For (2) it would suffice to show that any $\sigma \in Gal(K/\mathbb{Q})$ is injective. So suppose that $\mathfrak{p}_i \neq \mathfrak{p}_j$ are two prime ideals of $\mathcal{O}_K$, such that $\sigma(\mathfrak{p}_i) = \sigma(\mathfrak{p}_j)$. Then as $\sigma(\mathfrak{p}_i)$ is an ideal in $\mathcal{O}_K$, and so it is a fractional ideal, an inverse ideal $\sigma(\mathfrak{p}_i)^{-1}$ exists. Multiplying the above equation by this inverse gives $\mathcal{O}_K = \sigma(\mathfrak{p}_i) \sigma(\mathfrak{p}_i)^{-1} = \sigma(\mathfrak{p}_j)\sigma(\mathfrak{p}_i)^{-1}$. Now as $\sigma$ commutes with products, it also commutes with inverses, and so $\sigma(\mathfrak{p}_i)^{-1} = \sigma(\mathfrak{p}_i^{-1})$. Hence we find $\mathcal{O}_K = \sigma(\mathfrak{p}_j \mathfrak{p}_i^{-1})$. Now, I am a little confused if I can conclude from here that $\mathfrak{p}_j\mathfrak{p}_i^{-1} = \mathcal{O}_K$?
Are my above two attempts correct? How can I finish them?
For part $1$: you have a group action given by $\cdot : \operatorname{Gal}(K/\Bbb Q) \times S \to S : \sigma \cdot \mathfrak{p}_i = \sigma(\mathfrak{p}_i)$.
Clearly $\operatorname{id}\cdot \mathfrak{p}_i = \mathfrak{p}_i$ and given $\sigma_1, \sigma_2 \in \operatorname{Gal}(K/\Bbb Q)$ you have $(\sigma_1 \circ \sigma_2) \cdot \mathfrak{p}_i = \sigma_1(\sigma_2(\mathfrak{p}_i))$. Note that $\sigma_2(\mathfrak{p}_i)\in S$ because if $ab \in \sigma_2(\mathfrak{p}_i)$ then $\sigma_2^{-1}(ab) \in \mathfrak{p}_i$. Since $\sigma_2$ is a homomorphism we have $\sigma_2^{-1}(a)\sigma_2^{-1}(b) \in \mathfrak{p}_i$, and since this is a prime ideal we have $\sigma_2^{-1}(a) \in \mathfrak{p}_i$ or $\sigma_2^{-1}(b) \in \mathfrak{p}_i$, and hence $a \in \sigma_2(\mathfrak{p}_i)$ or $b \in \sigma_2(\mathfrak{p}_i)$.

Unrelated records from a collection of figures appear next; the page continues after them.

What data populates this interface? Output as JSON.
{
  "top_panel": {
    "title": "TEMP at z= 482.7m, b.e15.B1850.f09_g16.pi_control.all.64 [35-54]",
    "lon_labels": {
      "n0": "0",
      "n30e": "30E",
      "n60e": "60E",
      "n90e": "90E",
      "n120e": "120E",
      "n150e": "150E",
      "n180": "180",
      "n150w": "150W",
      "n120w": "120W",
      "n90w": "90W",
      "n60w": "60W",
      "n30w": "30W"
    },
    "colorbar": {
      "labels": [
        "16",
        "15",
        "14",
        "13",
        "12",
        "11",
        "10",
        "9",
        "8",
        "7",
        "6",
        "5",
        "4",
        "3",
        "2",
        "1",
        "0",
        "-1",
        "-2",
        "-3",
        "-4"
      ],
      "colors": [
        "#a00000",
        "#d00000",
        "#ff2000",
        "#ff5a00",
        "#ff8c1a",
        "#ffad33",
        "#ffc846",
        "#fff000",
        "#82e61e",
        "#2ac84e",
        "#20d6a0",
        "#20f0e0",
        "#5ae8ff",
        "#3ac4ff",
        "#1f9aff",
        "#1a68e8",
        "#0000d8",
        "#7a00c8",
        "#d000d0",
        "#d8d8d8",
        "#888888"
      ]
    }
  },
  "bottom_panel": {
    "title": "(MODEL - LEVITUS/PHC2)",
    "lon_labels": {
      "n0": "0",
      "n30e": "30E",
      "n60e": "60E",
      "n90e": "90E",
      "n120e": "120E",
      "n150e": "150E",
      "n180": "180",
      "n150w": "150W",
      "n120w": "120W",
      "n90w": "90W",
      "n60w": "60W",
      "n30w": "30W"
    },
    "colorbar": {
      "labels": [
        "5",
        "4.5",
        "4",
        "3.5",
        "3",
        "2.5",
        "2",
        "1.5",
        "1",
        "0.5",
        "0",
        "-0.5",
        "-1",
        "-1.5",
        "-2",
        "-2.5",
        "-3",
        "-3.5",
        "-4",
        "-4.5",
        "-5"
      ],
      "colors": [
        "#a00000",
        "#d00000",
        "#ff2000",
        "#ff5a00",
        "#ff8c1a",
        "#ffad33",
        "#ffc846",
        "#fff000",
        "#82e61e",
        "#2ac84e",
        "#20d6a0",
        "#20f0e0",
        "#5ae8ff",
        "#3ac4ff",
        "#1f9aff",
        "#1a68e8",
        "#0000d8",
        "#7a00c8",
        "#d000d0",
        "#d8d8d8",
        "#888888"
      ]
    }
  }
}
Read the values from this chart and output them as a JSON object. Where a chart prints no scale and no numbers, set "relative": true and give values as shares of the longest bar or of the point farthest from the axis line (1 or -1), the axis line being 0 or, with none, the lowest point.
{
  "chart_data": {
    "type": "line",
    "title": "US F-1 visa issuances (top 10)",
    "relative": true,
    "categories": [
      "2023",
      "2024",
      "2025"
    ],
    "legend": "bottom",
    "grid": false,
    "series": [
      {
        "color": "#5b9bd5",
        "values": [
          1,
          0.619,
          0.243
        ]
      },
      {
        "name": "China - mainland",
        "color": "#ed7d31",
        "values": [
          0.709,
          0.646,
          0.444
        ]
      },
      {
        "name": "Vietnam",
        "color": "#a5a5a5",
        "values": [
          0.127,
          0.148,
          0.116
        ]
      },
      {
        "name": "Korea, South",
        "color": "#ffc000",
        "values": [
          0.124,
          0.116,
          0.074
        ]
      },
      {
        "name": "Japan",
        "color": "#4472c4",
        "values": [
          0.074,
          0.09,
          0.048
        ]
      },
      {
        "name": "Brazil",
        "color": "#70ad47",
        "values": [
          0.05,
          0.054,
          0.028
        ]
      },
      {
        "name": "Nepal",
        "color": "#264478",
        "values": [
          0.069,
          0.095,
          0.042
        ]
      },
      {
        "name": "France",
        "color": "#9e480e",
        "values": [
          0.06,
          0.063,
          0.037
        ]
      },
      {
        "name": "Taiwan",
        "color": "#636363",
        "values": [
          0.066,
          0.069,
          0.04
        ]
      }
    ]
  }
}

For part 2: we show that this action is transitive on the primes of $K$ lying over $p$ (i.e. that the action of $\operatorname{Gal}(K/\Bbb Q)$ just moves the primes around).
Suppose that $\mathfrak{p}_i$ and $\mathfrak{p}_j$ are not conjugate by an element of $\operatorname{Gal}(K/\Bbb Q)$ so that for all $\sigma$, $\sigma(\mathfrak{p}_i) \neq \mathfrak{p}_j$. By the Chinese remainder theorem we can find a $\beta \in \mathfrak{p}_i$ such that $\beta \notin \mathfrak{p}_j$ for any $j \neq i$. Let $b = N\beta = \prod_{\sigma \in \operatorname{Gal}(K/\Bbb Q)} \sigma(\beta)$. Then $b \in \Bbb Z \cap \mathfrak{p}_i = p\mathcal{O}_K$. Now, for all $\sigma \in \operatorname{Gal}(K/\Bbb Q)$ we have $\beta \notin \sigma^{-1}(\mathfrak{p}_j)$ and so $\sigma(\beta) \notin \mathfrak{p}_j$. But we showed that $b \in p\mathcal{O}_K \subset \mathfrak{p}_j$ (since $\mathfrak{p}_j \mid p$) and since $b$ is a product of the $\sigma(\beta)$, this contradicts the primality of $\mathfrak{p}_j$, so it must be that there is some $\sigma \in \operatorname{Gal}(K/\Bbb Q)$ such that $\sigma(\mathfrak{p}_i) = \mathfrak{p}_j$.